Paul Coffey’s jaw nearly hit the floor when he watched Connor McDavid whirr past T.J. Brodie and the Calgary Flames last month for that searing opening-night breakaway goal.
One day after McDavid hit 40.9 kilometres an hour on the speedometer, Coffey phoned Wayne Gretzky with a simple question.
“What the hell was that?” Coffey asked. “That McDavid looks like he’s in another league.”
Gretzky didn’t hesitate.
“Paul, you used to do that every other game,” Gretzky replied.
Speed is the engine of the game — it always has been – but the speed limit has changed since Coffey blazed end-to-end.
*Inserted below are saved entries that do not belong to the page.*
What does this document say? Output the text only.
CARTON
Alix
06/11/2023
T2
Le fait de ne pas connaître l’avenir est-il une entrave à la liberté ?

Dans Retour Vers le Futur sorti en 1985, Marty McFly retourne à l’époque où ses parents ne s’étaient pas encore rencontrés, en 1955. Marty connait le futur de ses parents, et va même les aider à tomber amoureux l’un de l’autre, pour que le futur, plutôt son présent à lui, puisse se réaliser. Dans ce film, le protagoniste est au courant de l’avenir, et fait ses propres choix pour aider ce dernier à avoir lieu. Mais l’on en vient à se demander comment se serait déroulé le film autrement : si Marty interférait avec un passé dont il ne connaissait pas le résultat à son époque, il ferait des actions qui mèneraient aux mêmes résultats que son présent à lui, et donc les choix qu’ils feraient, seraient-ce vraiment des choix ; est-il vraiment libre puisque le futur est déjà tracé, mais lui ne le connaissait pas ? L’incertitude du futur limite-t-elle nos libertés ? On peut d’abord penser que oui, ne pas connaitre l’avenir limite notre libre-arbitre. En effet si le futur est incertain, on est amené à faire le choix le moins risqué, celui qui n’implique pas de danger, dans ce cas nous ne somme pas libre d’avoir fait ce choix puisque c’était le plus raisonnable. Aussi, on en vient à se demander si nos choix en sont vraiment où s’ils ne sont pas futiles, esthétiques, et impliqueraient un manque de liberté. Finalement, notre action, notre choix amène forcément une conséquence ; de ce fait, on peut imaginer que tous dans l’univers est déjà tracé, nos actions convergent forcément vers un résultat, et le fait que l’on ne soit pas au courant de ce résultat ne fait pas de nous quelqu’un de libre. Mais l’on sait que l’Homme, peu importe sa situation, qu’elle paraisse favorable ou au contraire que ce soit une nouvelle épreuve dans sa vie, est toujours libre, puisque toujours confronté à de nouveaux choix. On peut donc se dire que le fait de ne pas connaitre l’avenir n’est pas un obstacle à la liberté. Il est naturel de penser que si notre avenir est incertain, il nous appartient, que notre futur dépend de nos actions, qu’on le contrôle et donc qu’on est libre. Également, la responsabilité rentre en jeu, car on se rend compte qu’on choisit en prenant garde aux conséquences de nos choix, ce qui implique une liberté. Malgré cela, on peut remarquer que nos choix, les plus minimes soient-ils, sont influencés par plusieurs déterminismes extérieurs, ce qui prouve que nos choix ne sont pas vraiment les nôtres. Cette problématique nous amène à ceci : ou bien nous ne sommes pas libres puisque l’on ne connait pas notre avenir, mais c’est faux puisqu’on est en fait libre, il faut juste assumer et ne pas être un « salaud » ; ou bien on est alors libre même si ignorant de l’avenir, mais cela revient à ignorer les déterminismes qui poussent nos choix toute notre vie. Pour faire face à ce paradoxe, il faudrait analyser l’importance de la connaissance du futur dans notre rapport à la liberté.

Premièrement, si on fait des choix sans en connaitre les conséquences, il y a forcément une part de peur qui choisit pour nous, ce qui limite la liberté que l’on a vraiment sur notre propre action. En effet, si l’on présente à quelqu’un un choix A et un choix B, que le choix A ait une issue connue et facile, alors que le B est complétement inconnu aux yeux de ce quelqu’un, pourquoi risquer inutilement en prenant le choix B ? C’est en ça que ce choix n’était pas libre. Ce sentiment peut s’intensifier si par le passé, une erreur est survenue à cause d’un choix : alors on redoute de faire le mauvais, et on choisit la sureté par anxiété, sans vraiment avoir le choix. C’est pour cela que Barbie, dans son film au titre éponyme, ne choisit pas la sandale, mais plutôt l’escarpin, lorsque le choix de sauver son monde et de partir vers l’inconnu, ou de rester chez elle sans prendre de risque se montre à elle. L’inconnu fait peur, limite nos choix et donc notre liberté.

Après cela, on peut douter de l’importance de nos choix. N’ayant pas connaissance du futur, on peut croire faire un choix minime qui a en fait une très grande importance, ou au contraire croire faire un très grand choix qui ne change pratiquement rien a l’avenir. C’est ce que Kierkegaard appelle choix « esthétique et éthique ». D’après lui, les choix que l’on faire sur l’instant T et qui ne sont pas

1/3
“Is your car faster than your Dad’s car?” Coffey said. “You’re bleeping right it is. Today’s NHL is like an Indy 500. Players are ripping around at 100 miles an hour.”
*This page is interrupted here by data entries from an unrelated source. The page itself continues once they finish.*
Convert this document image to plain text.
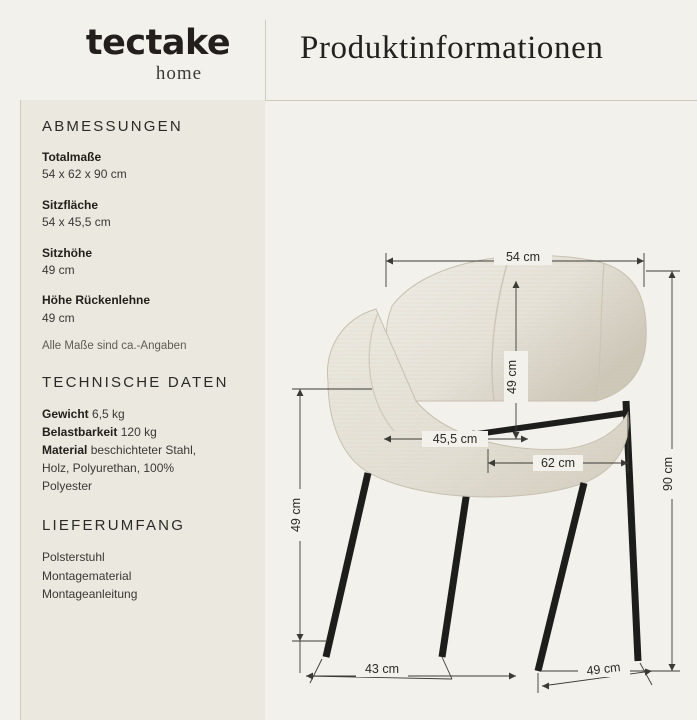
tectake
home
Produktinformationen
ABMESSUNGEN
Totalmaße
54 x 62 x 90 cm
Sitzfläche
54 x 45,5 cm
Sitzhöhe
49 cm
Höhe Rückenlehne
49 cm
Alle Maße sind ca.-Angaben
TECHNISCHE DATEN
Gewicht 6,5 kg
Belastbarkeit 120 kg
Material beschichteter Stahl,
Holz, Polyurethan, 100%
Polyester
LIEFERUMFANG
Polsterstuhl
Montagematerial
Montageanleitung
54 cm
49 cm
45,5 cm
90 cm
62 cm
49 cm
43 cm	49 cm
Now every car, every player, is fast.
“To watch these guys, the way they’re flying, I don’t know how they do it for a whole shift,” Columbus television analyst Jody Shelley said.
The average even-strength shift length in the NHL is down to 44 seconds, significantly lower than the nearly 57-second average when the league first began keeping individual on-ice data in 1998.
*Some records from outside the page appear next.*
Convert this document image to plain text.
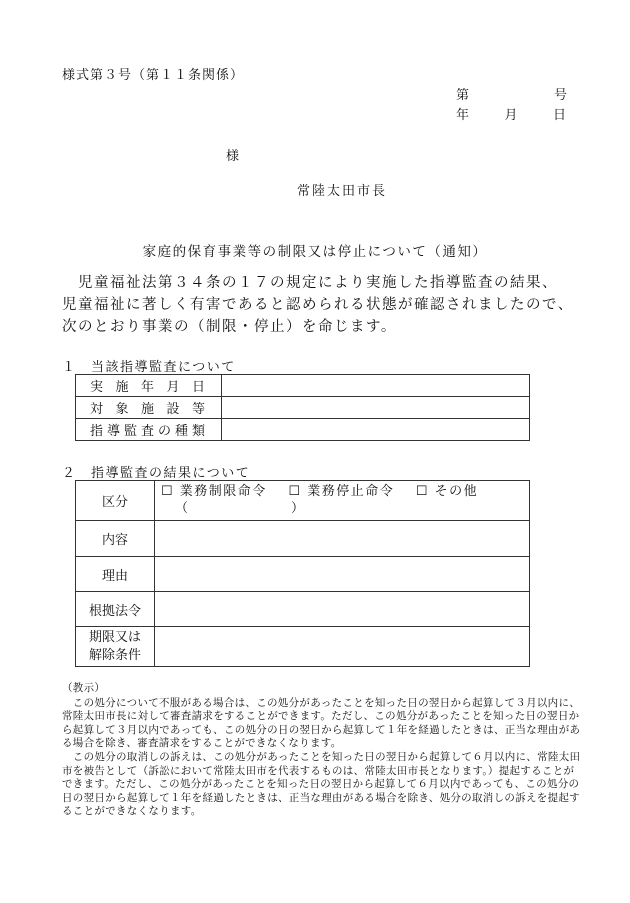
様式第３号（第１１条関係）
第	号
年	月	日
様
常陸太田市長
家庭的保育事業等の制限又は停止について（通知）

　児童福祉法第３４条の１７の規定により実施した指導監査の結果、

児童福祉に著しく有害であると認められる状態が確認されましたので、

次のとおり事業の（制限・停止）を命じます。

１　当該指導監査について
実施年月日	
対象施設等	
指導監査の種類	
２　指導監査の結果について
区分	☐ 業務制限命令 ☐ 業務停止命令 ☐ その他
（　　　　　　　）

内容	
理由	
根拠法令	

期限又は
解除条件	

（教示）

　この処分について不服がある場合は、この処分があったことを知った日の翌日から起算して３月以内に、常陸太田市長に対して審査請求をすることができます。ただし、この処分があったことを知った日の翌日から起算して３月以内であっても、この処分の日の翌日から起算して１年を経過したときは、正当な理由がある場合を除き、審査請求をすることができなくなります。

　この処分の取消しの訴えは、この処分があったことを知った日の翌日から起算して６月以内に、常陸太田市を被告として（訴訟において常陸太田市を代表するものは、常陸太田市長となります。）提起することができます。ただし、この処分があったことを知った日の翌日から起算して６月以内であっても、この処分の日の翌日から起算して１年を経過したときは、正当な理由がある場合を除き、処分の取消しの訴えを提起することができなくなります。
The tempo of today’s game has shifted to the point that players – some of the most finely tuned physical specimens in the world – can only go that fast for that long.
“You can definitely tell the speed has increased,” said Scotty Bowman, the NHL’s all-time winningest coach. “Maybe not twice as fast, but it’s pretty close.”
Guy Lafleur used to draw oohs and aahs from the Forum faithful for the way his hair blew in the wind as he zoomed up the ice. Shelley said now “you’re standing there in between the benches and it actually blows your hair back.”
The torrid pace of today’s NHL has spurred a natural evolution process, a survival of the fittest, which accelerated the extinction of enforcers like Shelley and anyone else on the ice who couldn’t keep up.
“It’s so fast that it’s chaos, but it’s organized chaos,” said Shelley, who has 163 NHL scraps of his fight card. “The evolution has taken another step; it’s gone to another level. Hockey has always been fast, but it’s wide open now.”
It has changed the way teams are built and prospects are scouted. Gone is the emphasis on size and brawn. The focus is on skating and hockey sense, with a leg up to those who can connect their hockey IQ with the firecrackers strapped to their feet.
Few exceptions to the rule remain.
“If somebody told me I’ve slowed down, well, yes, relative to everyone else,” Jaromir Jagr said. “I didn’t slow down. Everyone else just got a lot quicker. I’m a lot quicker now than I was then. Trust me. I’ve watched the tapes. I’ve looked at the game. The league is just a lot quicker.”
If Jagr had come along now, TSN analyst Ray Ferraro wonders if he would have been viewed differently.
“Pittsburgh’s Stanley Cup win in 2016 kicked everyone’s vision for how a champion is constructed into a new gear,” Ferraro said. “You can be small and play now, but you can’t be slow. If you can’t skate, you can’t play.”
The truth is, speed has held hockey in thrall since its beginnings.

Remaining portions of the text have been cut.